Ao alcance


E foram nos dias mais calmos que me vi numa agitação sem tamanho e, o que era pior para mim, sem explicação alguma do motivo pelo qual a calmaria se instalava. Não era momento de mantermos as coisas num ‘morno’ incomum. Se estávamos afundando, por que deixaríamos acontecer sem nem ao menos lutarmos por isso?

Após mais uma discussão, apenas me deito na cama esperando os batimentos do meu coração manterem de volta um ritmo mais calmo. Meu semblante não muda... mais. Já não me entristeço como antes e nem me abalo tanto. É bom, acho. Pelo menos não há desespero escancarado.

Ainda que deitada e calma, o travesseiro enche-se de lágrimas.
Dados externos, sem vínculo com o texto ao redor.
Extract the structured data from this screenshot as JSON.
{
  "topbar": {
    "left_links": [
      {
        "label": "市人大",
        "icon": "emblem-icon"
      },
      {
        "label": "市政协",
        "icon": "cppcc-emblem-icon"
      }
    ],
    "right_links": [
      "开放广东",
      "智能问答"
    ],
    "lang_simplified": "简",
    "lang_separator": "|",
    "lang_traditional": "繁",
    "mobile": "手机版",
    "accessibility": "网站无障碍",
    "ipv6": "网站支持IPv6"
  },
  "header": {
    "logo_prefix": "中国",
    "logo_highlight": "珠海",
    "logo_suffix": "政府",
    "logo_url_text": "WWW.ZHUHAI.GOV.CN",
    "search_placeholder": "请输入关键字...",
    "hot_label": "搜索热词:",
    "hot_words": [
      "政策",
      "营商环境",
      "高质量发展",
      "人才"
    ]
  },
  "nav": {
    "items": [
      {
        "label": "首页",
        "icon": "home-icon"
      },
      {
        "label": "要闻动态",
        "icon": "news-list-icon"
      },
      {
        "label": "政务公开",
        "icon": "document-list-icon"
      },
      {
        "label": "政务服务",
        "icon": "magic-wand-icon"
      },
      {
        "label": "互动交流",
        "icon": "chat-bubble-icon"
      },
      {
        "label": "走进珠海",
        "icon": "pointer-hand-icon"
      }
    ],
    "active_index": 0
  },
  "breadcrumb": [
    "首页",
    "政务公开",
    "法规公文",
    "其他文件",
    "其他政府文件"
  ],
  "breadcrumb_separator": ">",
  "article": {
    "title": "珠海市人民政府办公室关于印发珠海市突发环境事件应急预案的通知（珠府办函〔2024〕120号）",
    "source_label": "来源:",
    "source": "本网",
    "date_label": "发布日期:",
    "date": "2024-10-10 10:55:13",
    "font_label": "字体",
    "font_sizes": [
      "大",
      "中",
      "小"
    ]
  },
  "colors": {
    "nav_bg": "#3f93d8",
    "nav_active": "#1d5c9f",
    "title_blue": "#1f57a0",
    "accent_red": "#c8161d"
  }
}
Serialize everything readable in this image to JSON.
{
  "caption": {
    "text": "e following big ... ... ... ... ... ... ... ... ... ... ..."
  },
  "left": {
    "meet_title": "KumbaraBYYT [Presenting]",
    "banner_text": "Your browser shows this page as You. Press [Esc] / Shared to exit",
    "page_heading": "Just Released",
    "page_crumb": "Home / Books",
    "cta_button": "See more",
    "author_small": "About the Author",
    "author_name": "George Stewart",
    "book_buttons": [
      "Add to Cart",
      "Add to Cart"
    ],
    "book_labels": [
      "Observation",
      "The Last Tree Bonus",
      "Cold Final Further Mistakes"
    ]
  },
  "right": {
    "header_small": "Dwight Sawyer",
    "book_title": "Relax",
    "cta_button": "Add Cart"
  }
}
Um choro baixo, sem menção de estar por ali, apenas de passagem, como que lavando a consciência. Ou apenas para lembrar o quão humana sou e que meus sentimentos estão mais vívidos do que eu pensava, ou do que você acredita.

Pois é, nesta hora me vem à cabeça a insinuação bastante direta que fez ao me apontar uma nítida falta de interesse. Sinceramente, isso foi muito perturbador. Imagina se eu perderia tempo com alguém ou algo que não fizesse questão? Numa maneira de entender e então poder explicar-lhe tudo isso, penso mais um pouco, agora mais encolhida do que antes... as lágrimas acabaram bem como o conforto quente que elas me deixavam. Sobrou apenas a frieza de uma pós discussão que, na verdade, deveria ser acalorada, afinal, pensamos num término, isso não é algo a se preocupar?

Deve ter pensado que, diferente de outros tempos, minha brandura era sinal de que já não me importava mais. Compreensível isso. Como se não tivesse mais pelo o que lutar. E sabe que, por alguns minutos, perdida naquela discussão, sem nem ao menos escutar os desaforos que saiam da sua boca... viajei, para longe, e foi bom! Como se meu lugar não fosse mais ali. Inundei-me de felicidade ao imaginar que não era esta a minha realidade. Sinto-me envergonhada apenas de pensar nisso, de lembrar que tive esses pensamentos e desejos e vontades... sem você comigo? Como isso se daria?

Por sentir-me desleal, abraço meus joelhos, ainda deitada na cama. Queria o aconchego do meu próprio abraço, perdoando-me por almejar coisa diferente. Desleal não só com você, mas com o propósito que eu acreditei que tínhamos. E você não estava errado em sua observação, eu queria ter ido embora, ou deixado que você tomasse a iniciativa – apesar de não acreditar que o faria. E aqui eu encontro o que pode ser o problema: nos temos como garantidos. Não há mais cuidados nem abraços carinhosos nem beijos demorados nem... onde estávamos quando essa distância ficou de vez?

Escuto batidinhas leves na porta. Você pedindo para entrar, ou apenas mostrando que por ali ainda estava. Dou um suspiro alto o suficiente para entender que também estou ali, reflexiva, e que, sem nenhuma palavra a ser dita ainda, quer dizer que não tem permissão para entrar. Levanto em seguida, abro o guarda-roupas e vejo a minha mala feita. Se eu parar para pensar quando a deixei pronta volto a chorar! Num engolir seco, desfaço-a. Guardo tudo em seu devido lugar. Inclusive os meus sentimentos. Os mais apropriados ficam ao alcance dos pensamentos... À frente com isso! Há muito ainda a se viver. Abater-se por situações rotineiras não nos fará melhores.

Ali percebi que a calmaria não era indício de desistência. Não naquela noite, ainda. Era a força interior que precisava de mais tempo para ressurgir. Resgatando os sentimentos que estavam perdidos, por nós. Encosto a mão na maçaneta e, desta vez, o suspiro é baixinho. É uma promessa a mim mesma: se ainda está latente há de se reviver como presente!